Despite the pandemic, the General Assembly fulfilled its mandates for the session, conducting 103 formal plenary meetings and adopting over 320 resolutions.
“It has been busy to say in the least,” he said.
The General Assembly also held 16 high-level meetings, two special sessions, and conducted elections, including the re-appointment of Secretary-General, António Guterres for a second and final term.
Mr. Bozkir also pointed to an “immense focus on the need for dealing with vulnerabilities of women and vulnerable poor countries.”
As a result, two Advisory Boards were established. He believes this “nascent initiative will continue to focus on real challenges that sometimes get lost in the UN jargon.”
The last year, said Mr. Bozkir, “only highlighted that the preventive tools and mechanisms available with the UN are in desperate need for review.”
“The UN cannot be a follower of crisis. It must be a preventive body, it must deliver earlier action to prevent, or prepare for, crises in the first place,” he added.

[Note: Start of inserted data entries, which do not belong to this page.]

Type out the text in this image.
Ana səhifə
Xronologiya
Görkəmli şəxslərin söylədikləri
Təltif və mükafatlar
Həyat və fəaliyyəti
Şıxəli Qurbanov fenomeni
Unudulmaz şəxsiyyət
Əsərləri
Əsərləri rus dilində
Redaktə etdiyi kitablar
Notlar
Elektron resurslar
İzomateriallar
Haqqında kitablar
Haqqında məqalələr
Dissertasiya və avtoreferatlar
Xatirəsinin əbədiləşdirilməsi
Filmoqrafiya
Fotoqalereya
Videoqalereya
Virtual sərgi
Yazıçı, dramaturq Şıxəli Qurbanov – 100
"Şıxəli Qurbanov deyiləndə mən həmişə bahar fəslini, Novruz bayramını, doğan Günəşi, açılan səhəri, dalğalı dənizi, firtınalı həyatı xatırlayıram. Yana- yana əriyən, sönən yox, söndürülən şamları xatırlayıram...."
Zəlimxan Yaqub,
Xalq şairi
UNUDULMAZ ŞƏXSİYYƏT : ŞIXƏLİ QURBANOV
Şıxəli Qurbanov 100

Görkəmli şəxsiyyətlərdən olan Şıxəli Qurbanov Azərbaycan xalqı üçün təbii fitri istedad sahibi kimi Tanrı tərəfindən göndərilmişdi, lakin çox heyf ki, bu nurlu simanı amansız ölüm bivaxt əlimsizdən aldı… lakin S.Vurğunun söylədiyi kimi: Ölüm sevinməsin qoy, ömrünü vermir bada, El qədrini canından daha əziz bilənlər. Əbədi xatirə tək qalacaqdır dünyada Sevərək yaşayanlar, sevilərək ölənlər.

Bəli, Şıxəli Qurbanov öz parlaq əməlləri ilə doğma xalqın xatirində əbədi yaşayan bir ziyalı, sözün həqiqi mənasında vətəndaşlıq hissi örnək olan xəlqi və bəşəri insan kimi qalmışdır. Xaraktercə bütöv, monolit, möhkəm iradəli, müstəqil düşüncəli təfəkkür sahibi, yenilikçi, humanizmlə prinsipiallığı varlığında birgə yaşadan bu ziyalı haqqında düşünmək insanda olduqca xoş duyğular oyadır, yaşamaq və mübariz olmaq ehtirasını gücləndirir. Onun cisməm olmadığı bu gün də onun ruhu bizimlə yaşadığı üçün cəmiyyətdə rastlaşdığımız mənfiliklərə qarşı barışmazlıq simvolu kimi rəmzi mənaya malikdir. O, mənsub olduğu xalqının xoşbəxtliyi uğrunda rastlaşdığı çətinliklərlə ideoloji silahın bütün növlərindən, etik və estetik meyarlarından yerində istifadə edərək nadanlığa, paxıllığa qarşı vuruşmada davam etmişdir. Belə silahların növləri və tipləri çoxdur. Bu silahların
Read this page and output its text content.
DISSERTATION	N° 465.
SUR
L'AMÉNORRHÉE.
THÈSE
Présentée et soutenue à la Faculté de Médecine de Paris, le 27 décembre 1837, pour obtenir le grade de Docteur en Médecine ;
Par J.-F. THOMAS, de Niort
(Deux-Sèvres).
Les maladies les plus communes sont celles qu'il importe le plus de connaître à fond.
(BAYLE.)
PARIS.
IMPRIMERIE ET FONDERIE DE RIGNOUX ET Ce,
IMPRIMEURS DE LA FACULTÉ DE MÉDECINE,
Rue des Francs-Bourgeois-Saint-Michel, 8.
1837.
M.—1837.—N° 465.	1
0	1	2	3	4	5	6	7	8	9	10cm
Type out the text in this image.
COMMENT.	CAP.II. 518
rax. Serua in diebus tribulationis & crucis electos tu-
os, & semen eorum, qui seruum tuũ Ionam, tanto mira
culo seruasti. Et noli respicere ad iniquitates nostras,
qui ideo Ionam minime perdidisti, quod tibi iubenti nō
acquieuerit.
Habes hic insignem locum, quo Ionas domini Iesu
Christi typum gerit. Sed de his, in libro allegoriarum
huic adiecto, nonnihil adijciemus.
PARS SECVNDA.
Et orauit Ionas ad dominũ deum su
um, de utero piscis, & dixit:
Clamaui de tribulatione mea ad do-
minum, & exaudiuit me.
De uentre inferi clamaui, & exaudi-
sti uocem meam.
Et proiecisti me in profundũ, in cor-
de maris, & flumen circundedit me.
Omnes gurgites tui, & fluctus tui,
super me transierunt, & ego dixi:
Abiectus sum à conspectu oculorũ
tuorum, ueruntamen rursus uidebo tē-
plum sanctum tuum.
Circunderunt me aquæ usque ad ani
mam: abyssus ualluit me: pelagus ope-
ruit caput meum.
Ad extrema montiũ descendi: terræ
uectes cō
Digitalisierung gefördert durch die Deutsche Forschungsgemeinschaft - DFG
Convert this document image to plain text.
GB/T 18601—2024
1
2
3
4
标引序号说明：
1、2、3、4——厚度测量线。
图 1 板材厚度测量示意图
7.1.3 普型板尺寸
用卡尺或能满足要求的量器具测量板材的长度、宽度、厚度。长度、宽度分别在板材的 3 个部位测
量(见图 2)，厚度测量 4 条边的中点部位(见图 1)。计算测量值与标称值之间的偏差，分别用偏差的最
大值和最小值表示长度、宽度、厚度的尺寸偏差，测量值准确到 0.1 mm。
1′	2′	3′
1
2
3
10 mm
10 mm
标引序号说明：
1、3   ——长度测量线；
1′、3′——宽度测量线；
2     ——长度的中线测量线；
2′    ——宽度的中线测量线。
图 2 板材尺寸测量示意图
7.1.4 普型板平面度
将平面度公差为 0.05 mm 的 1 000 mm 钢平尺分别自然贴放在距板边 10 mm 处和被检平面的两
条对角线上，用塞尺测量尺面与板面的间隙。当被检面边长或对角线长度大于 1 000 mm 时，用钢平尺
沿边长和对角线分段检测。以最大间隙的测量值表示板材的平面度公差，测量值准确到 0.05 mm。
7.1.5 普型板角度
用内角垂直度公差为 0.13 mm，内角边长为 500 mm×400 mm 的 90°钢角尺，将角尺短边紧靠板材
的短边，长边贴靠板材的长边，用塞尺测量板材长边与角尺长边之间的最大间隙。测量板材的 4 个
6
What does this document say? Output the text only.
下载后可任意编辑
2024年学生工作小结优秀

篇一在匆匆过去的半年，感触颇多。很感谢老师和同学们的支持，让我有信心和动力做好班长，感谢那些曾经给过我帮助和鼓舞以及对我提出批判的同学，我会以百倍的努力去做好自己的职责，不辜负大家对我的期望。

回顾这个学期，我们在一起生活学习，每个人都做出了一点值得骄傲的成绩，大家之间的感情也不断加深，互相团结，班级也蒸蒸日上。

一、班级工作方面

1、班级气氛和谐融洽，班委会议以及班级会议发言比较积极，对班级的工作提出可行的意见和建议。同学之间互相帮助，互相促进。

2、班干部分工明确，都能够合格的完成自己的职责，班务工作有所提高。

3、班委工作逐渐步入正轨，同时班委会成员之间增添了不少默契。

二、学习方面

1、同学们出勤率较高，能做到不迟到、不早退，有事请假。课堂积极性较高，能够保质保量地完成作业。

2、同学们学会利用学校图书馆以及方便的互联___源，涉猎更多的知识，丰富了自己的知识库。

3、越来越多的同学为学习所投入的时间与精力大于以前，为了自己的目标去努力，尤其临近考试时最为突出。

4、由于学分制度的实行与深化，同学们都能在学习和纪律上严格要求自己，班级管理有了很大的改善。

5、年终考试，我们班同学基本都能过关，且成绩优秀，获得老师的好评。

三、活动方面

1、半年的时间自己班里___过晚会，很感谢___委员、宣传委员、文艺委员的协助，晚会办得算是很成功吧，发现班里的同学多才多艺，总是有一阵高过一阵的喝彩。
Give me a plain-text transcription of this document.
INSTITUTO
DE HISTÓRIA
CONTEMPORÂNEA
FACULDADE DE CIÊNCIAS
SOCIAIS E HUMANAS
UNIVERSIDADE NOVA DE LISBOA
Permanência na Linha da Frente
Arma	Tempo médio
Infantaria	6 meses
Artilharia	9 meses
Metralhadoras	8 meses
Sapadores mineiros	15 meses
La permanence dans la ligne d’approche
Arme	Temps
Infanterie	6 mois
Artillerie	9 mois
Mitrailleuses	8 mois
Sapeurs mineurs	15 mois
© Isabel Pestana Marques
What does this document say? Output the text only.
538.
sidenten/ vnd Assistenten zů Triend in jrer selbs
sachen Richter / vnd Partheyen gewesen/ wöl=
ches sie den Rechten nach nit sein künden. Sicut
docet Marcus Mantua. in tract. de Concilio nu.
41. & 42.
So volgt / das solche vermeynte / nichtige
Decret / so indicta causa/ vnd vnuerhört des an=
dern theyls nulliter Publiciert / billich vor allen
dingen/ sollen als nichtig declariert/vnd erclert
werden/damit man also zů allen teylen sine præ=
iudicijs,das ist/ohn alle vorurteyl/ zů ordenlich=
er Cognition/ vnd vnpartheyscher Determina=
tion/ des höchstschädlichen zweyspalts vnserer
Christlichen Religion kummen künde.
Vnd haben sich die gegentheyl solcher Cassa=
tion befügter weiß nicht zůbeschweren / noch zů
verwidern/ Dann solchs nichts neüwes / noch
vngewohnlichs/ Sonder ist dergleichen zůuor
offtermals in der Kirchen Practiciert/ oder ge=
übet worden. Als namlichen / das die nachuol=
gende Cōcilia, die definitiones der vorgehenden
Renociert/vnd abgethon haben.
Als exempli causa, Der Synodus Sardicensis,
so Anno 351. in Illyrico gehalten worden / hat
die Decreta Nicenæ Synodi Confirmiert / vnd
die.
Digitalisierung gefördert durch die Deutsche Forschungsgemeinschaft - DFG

During the last year, the Assembly hosted meetings about current issues, like the crisis in Gaza, human rights in Myanmar or the humanitarian situation in Syria. He said he hoped the body “continues on this path and doesn’t shy away from the urgent issues affecting our world.”
He also remembered the 75th anniversary of the UN last year. For him, the occasion made clear “that Member States have enormous faith and commitment to the United Nations.”
Lastly, he left some recommendations to his colleagues and his successor.
He believes there’s a need to streamline and deepen the work of the General Assembly. For him, “success is not measured by the number of meetings we have, but by their quality, their format, their impact.”
“We could have 25, 30, 40 so-called ‘high-level meetings’ a year, but would that be helpful if they are poorly attended or out of tune with what the world needs? No. We need fewer, more intense meetings that are directly related to the issue at hand and that are attended by world leaders,” he concluded.